Dandridge’s photography helped pave the transition to his second career as a television writer. Dandridge had served as set photographer on a number of movies, including Jules Dassin’s Uptight and Elia Kazan’s The Arrangement. With LIFE ending its original run in 1972, and other magazine clients such as Look and The Saturday Evening Post going under, Dandridge became a fellow at the American Film Institute. His sold his first script in 1974 to the TV series Kung Fu—an episode titled Night of the Owls, Day of the Doves, about three prostitutes who inherit a hotel and try to go legit.
His television credits include episodes of The Six Million Dollar Man, The Incredible Hulk, St. Elsewhere, and he was on the writing staff of Generations, the first soap opera to feature an African-American family among its original characters.
As a man who documented so much racial struggle in the 1960s, Dandridge has found the events of recent times, with the police killings of George Floyd, Brionna Taylor and so many others, to be particularly heartbreaking. During the 1960s he had a real sense that he was witnessing the beginning of societal change in regard to race .
“It’s been sixty years and the same bullshit is still going on,” he says . “…In spite of the Obamas and the Thurgood Marshalls and the Ralph Bunches, even Malcolm X, all those people who spoke up—all of that, what has it added up to?
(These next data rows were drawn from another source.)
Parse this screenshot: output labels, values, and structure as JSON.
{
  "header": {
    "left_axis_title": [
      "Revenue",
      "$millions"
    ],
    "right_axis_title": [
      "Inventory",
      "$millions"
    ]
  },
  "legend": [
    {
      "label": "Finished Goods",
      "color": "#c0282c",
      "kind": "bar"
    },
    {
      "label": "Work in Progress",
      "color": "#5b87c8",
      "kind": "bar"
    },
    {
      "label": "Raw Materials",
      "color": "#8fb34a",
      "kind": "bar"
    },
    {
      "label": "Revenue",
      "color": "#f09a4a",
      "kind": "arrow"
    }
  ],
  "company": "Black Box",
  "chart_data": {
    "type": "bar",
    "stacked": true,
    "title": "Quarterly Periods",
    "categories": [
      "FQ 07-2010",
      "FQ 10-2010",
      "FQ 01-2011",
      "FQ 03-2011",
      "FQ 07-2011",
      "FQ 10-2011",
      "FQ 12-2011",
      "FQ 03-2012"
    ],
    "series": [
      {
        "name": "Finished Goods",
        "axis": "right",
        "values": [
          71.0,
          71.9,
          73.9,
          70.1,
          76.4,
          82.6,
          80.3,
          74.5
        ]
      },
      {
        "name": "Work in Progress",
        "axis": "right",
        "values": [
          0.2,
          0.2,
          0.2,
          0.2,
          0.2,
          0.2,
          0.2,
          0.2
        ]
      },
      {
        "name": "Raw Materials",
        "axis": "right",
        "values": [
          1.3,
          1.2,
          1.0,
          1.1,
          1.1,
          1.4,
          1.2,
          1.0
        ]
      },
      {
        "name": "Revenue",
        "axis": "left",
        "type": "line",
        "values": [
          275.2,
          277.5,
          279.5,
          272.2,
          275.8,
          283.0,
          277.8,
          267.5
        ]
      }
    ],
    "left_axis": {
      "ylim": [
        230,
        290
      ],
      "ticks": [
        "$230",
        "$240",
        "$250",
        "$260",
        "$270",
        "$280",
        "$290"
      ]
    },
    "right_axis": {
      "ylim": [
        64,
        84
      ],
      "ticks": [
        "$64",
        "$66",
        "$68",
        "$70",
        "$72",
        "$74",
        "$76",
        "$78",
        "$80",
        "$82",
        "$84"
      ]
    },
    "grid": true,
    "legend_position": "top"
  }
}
It adds up to black people are still scared to be living in America. Sometimes I just want to cry.”
The one “pebble” of hope, he says, is the Derrick Chauvin verdict in the officer who killed George Floyd was found guilty, and the promise that cell phone cameras can help hold those who abuse their power accountable. It’s an interesting perspective from a man whose most famous photo, of Sarah Jean Collins in her hospital bed all those years ago, helped begin the accounting.